J'utilise des articles de João Pereira Coutinho et Ruy Castro, auteurs avec lesquels je ne suis pas toujours d'accord – mais, dans ce cas, je crois qu'ils ont mis dans le mille –, publiés dans Folha de S.. Paulo le 21 avril 2024 (respectivement « La fête était-elle belle, mec ? » et « Dans les premiers jours du 25 avril, Lisbonne a vécu le Carnaval de la liberté ») pour exprimer le moment et l'actualité du 25 avril et les transformations politiques vécu par le Portugal
João Pereira Coutinho écrit qu'« Entre 1974 et 1975, le Portugal a oscillé entre un radicalisme de sens opposé : une tentative de coup d'État de l'extrême droite en mars 1975, une tentative de coup d'État de l'extrême gauche en novembre de la même année ».
Ruy Castro, à son tour, affirme que novembre 1975 a marqué la fin de la révolution des œillets. «Mais le Portugal n'est redevenu le pays des morts-vivants, des hommes en gris et des femmes en noir, sans une jeunesse dans les rues, saignée par le retard, l'analphabétisme et la guerre coloniale, avant le 25 avril.
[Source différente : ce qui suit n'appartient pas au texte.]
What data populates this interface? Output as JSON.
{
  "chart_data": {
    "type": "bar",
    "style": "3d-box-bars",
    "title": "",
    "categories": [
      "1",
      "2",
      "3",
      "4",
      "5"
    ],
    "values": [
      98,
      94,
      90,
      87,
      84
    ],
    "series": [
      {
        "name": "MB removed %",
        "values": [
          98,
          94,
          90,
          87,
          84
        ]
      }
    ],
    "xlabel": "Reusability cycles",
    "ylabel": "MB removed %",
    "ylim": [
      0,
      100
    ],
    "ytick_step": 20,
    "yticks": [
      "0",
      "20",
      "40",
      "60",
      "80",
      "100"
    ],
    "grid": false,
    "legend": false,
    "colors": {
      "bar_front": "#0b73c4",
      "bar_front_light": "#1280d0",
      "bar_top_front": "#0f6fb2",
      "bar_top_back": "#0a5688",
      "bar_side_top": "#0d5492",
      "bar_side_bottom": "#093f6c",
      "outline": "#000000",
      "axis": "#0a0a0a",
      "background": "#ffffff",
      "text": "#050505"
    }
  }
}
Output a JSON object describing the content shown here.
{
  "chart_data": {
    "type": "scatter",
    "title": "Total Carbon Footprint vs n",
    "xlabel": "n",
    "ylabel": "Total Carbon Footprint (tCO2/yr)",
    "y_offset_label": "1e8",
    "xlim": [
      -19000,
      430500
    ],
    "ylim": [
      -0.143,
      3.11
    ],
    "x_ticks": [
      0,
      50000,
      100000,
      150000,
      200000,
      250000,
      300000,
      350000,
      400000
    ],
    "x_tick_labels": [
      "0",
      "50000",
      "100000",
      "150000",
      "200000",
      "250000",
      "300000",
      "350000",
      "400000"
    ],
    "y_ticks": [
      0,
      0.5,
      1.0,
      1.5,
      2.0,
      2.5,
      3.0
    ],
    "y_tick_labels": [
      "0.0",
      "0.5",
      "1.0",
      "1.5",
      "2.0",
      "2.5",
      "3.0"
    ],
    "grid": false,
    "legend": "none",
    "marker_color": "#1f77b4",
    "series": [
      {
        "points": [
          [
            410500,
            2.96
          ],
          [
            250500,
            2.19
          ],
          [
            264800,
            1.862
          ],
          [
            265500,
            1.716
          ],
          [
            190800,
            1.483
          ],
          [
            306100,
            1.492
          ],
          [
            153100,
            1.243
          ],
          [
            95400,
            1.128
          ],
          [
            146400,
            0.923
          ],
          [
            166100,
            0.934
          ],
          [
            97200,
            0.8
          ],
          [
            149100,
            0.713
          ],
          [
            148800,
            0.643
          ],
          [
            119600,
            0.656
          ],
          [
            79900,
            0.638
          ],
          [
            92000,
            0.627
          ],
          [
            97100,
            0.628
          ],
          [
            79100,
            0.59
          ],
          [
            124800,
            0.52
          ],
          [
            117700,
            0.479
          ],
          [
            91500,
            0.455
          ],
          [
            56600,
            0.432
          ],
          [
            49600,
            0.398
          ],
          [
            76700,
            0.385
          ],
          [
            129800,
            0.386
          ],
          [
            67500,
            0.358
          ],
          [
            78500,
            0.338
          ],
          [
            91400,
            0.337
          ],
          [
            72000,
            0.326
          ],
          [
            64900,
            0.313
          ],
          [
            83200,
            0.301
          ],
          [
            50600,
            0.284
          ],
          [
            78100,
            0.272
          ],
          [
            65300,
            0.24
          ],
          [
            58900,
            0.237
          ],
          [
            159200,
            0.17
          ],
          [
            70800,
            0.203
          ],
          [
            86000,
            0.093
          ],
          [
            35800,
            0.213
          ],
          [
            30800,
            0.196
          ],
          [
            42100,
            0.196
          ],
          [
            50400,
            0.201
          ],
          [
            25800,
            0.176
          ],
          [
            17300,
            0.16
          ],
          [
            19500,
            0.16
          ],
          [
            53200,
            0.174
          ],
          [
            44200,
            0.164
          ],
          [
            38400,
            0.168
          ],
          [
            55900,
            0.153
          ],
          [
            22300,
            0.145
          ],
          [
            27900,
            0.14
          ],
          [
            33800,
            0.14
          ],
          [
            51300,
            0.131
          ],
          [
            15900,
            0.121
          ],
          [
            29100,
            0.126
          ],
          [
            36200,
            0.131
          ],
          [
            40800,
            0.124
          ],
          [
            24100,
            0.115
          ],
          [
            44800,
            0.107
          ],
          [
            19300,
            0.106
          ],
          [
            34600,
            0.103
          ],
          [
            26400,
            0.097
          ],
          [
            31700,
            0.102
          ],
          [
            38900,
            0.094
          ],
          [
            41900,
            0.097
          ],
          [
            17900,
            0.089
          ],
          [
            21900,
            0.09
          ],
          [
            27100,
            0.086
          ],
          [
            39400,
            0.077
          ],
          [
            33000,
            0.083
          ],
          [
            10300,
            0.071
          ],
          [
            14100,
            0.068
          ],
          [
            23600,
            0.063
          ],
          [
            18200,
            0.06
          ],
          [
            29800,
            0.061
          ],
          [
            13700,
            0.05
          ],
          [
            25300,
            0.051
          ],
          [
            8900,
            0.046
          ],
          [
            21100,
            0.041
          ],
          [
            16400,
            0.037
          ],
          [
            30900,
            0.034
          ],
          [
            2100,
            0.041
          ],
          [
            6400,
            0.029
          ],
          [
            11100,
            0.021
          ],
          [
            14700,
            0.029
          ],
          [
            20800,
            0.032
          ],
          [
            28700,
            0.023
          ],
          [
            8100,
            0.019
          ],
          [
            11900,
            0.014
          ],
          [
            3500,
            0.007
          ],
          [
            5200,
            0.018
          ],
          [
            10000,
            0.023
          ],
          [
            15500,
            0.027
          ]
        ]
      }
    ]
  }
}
Un régime de centre civilisé a été mis en place qui, avec des élections libres et des alternances raisonnables, a maintenu le pouvoir pendant les décennies suivantes, générant stabilité, dynamisme et progrès.
Quoi qu'il en soit, c'est mon modeste témoignage. Le fait est qu'en quittant le vol Varig, à Congonhas, je suis retourné dans un pays gouverné par un général, dans une dictature militaire où la torture, la censure et la peur étaient associées au quotidien. En pensant que quelques heures avant de me retrouver dans un espace social où la liberté donnait le ton et de retourner dans un Brésil gris et violent, je ne pouvais m'empêcher de penser à HG Wells et au Machine à remonter le temps.
*Afranio Catani est professeur principal à la retraite à la faculté d'éducation de l'USP. Il est actuellement professeur invité à la Faculté d'éducation de l'UERJ, campus Duque de Caxias..
Note
[1] Je tiens à remercier Almerindo Janela Afonso (Université du Minho) et Ricardo Antunes (Unicamp) pour avoir échangé des idées sur le sujet de cet article.